Without much education on gender equality, Rwandan women are considered equal to men, so much so that they are strong and independent, run successful businesses, families and establishments, do all kinds of work and really bring about differences and structural changes in their communities.
I have seen women on construction sites along the roads or as truck drivers, I have seen them collaborating with men in schools and hospitals, I have seen them leading government research and development agencies, teams related to innovation and infrastructure and of course also leading plantations and washing stations.
Here is an example: Agnes from the Nova coffee processing center, part of the Women in coffee project and active in the development of her community.
In fact, entire villages populated by the workers of the plantations and cooperatives develop around them.
For this reason, Agnes has built houses, wells and hospitals, as well as a free nursery where all her employees and others can leave their children between 2 and 6 years old during the working day.
It also organizes evenings and meetings to educate people on the healthy growth of their children, gender equality and the importance of studying before working!
Here are some photos:




6. Coffee drupes release an intense and delicious aroma during drying
I wish I could take you all with me to a plantation to let you smell the coffee fruits.
We are starting to perceive it in new ways: no longer as a dark and bitter drink, but as something born of nature, a very sweet and lively fruit!

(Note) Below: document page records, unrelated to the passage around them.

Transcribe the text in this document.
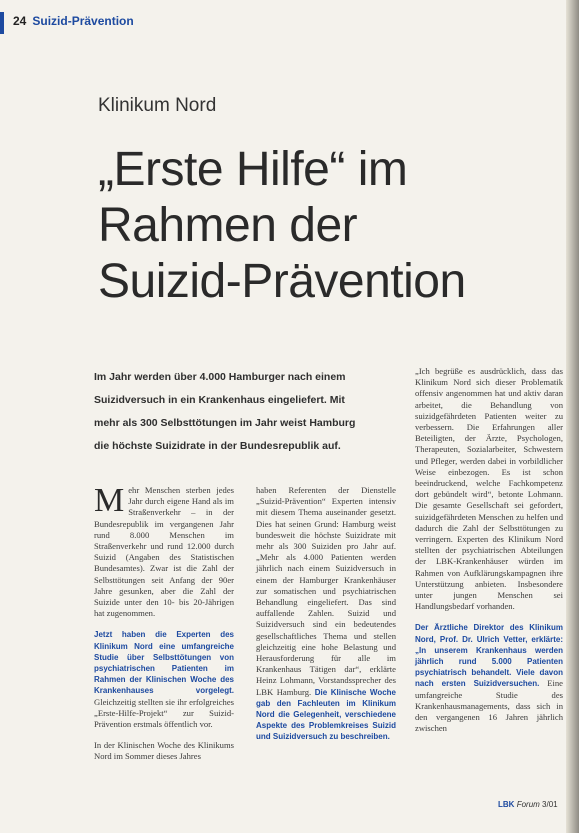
24 Suizid-Prävention
Klinikum Nord
„Erste Hilfe“ im
Rahmen der
Suizid-Prävention
Im Jahr werden über 4.000 Hamburger nach einem
Suizidversuch in ein Krankenhaus eingeliefert. Mit
mehr als 300 Selbsttötungen im Jahr weist Hamburg
die höchste Suizidrate in der Bundesrepublik auf.

Mehr Menschen sterben jedes Jahr durch eigene Hand als im Straßenverkehr – in der Bundesrepublik im vergangenen Jahr rund 8.000 Menschen im Straßenverkehr und rund 12.000 durch Suizid (Angaben des Statistischen Bundesamtes). Zwar ist die Zahl der Selbsttötungen seit Anfang der 90er Jahre gesunken, aber die Zahl der Suizide unter den 10- bis 20-Jährigen hat zugenommen.

Jetzt haben die Experten des Klinikum Nord eine umfangreiche Studie über Selbsttötungen von psychiatrischen Patienten im Rahmen der Klinischen Woche des Krankenhauses vorgelegt. Gleichzeitig stellten sie ihr erfolgreiches „Erste-Hilfe-Projekt“ zur Suizid-Prävention erstmals öffentlich vor.

In der Klinischen Woche des Klinikums Nord im Sommer dieses Jahres

haben Referenten der Dienstelle „Suizid-Prävention“ Experten intensiv mit diesem Thema auseinander gesetzt. Dies hat seinen Grund: Hamburg weist bundesweit die höchste Suizidrate mit mehr als 300 Suiziden pro Jahr auf. „Mehr als 4.000 Patienten werden jährlich nach einem Suizidversuch in einem der Hamburger Krankenhäuser zur somatischen und psychiatrischen Behandlung eingeliefert. Das sind auffallende Zahlen. Suizid und Suizidversuch sind ein bedeutendes gesellschaftliches Thema und stellen gleichzeitig eine hohe Belastung und Herausforderung für alle im Krankenhaus Tätigen dar“, erklärte Heinz Lohmann, Vorstandssprecher des LBK Hamburg. Die Klinische Woche gab den Fachleuten im Klinikum Nord die Gelegenheit, verschiedene Aspekte des Problemkreises Suizid und Suizidversuch zu beschreiben.

„Ich begrüße es ausdrücklich, dass das Klinikum Nord sich dieser Problematik offensiv angenommen hat und aktiv daran arbeitet, die Behandlung von suizidgefährdeten Patienten weiter zu verbessern. Die Erfahrungen aller Beteiligten, der Ärzte, Psychologen, Therapeuten, Sozialarbeiter, Schwestern und Pfleger, werden dabei in vorbildlicher Weise einbezogen. Es ist schon beeindruckend, welche Fachkompetenz dort gebündelt wird“, betonte Lohmann. Die gesamte Gesellschaft sei gefordert, suizidgefährdeten Menschen zu helfen und dadurch die Zahl der Selbsttötungen zu verringern. Experten des Klinikum Nord stellten der psychiatrischen Abteilungen der LBK-Krankenhäuser würden im Rahmen von Aufklärungskampagnen ihre Unterstützung anbieten. Insbesondere unter jungen Menschen sei Handlungsbedarf vorhanden.

Der Ärztliche Direktor des Klinikum Nord, Prof. Dr. Ulrich Vetter, erklärte: „In unserem Krankenhaus werden jährlich rund 5.000 Patienten psychiatrisch behandelt. Viele davon nach ersten Suizidversuchen. Eine umfangreiche Studie des Krankenhausmanagements, dass sich in den vergangenen 16 Jahren jährlich zwischen

LBK Forum 3/01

7. Those who work in coffee do it with passion
For this last point I report the words of Toussaint, one of our training companions, as well as owner of the washing station Coocamu:
“It is a real privilege to be surrounded by people who truly understand and appreciate the beauty of coffee. On the fifth day we had the wonderful experience of exploring together the processing of coffee. Alberto, Martina and Francesco made us discover three different methods: washed, honey and natural. It is incredible how coffee creates relationships and unites us all over the world!”
It is true!
When you work coffee this way, passion and love are tangible. We immediately find the thing that unites us all, the common language and the desire to communicate it, because at the base of coffee there are precisely human relationships and sharing.





Thank you all for this amazing experience!